A waiter passed them, carrying two glasses of brandy on a tray. Marc’s left foot clothed in a yellow shoe shot out and caught him on the behind. The tray clattered on the floor underneath the caisse, a wall was streaked by two brown stains and shivers of glass, the waiter howled, the caissiere bent forward a Roman eyebrow and a fortress bosom, the vestiaire ran out holding one grey and two brown hats, chasseurs swarmed, glad that this time nobody could say it was their fault, the maîtres d’hôtel of the inside and outside restaurants ran in and stood like stars in conjunction.

“Ah, mesdames, messieurs,” said Marc, “it’s only me.”

“Ah, good day, Monsieur Sallafranque,” said the maîtres d’hôtel, laughing.

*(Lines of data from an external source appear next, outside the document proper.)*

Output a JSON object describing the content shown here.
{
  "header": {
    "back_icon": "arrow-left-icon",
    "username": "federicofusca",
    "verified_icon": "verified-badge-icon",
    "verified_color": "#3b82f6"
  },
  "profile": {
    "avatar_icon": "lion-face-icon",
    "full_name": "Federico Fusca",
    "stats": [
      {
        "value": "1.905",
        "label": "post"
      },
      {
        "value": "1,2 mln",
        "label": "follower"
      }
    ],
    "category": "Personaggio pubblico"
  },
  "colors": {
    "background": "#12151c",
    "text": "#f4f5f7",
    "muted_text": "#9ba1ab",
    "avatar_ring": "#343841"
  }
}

“Forgive me, Gustave,” said Marc, bringing out his wallet. “I had need of a behind just then, for purposes of celebration, and yours was the only one that was handy. But here’s something!” He flipped a thousand-franc note on to the man’s palm. “And here’s another, Madame, for the damage and the nerves of the personnel.” It drifted on to the mahogany of the caisse.

The waiter grinned, the Roman eyebrow abated and the fortress became more like a pleasure palace, the vestiaire, the chasseurs, the maîtres d’hôtel flowed backwards like an ebbing tide, in a rhythmic series of obeisances.

“But, Marc,” breathed Isabelle, “but, Marc!”

“Ah, little one, don’t bother about that!” said Marc. “I am very impulsive, and sometimes I like to do silly things
pour rigolo,
but it doesn’t matter. They all know me here; Maman used to bring me here for treats when I was a tiny boy. They all adore me really. Come, darling, where is your friend?”

She had contrived that violence should not make her life a tragedy. It might yet make her life a farce, which she would find hardly more tolerable. They went out on the terrace, Marc’s fingers opening and closing on her wrist, to the man who had brought this on her.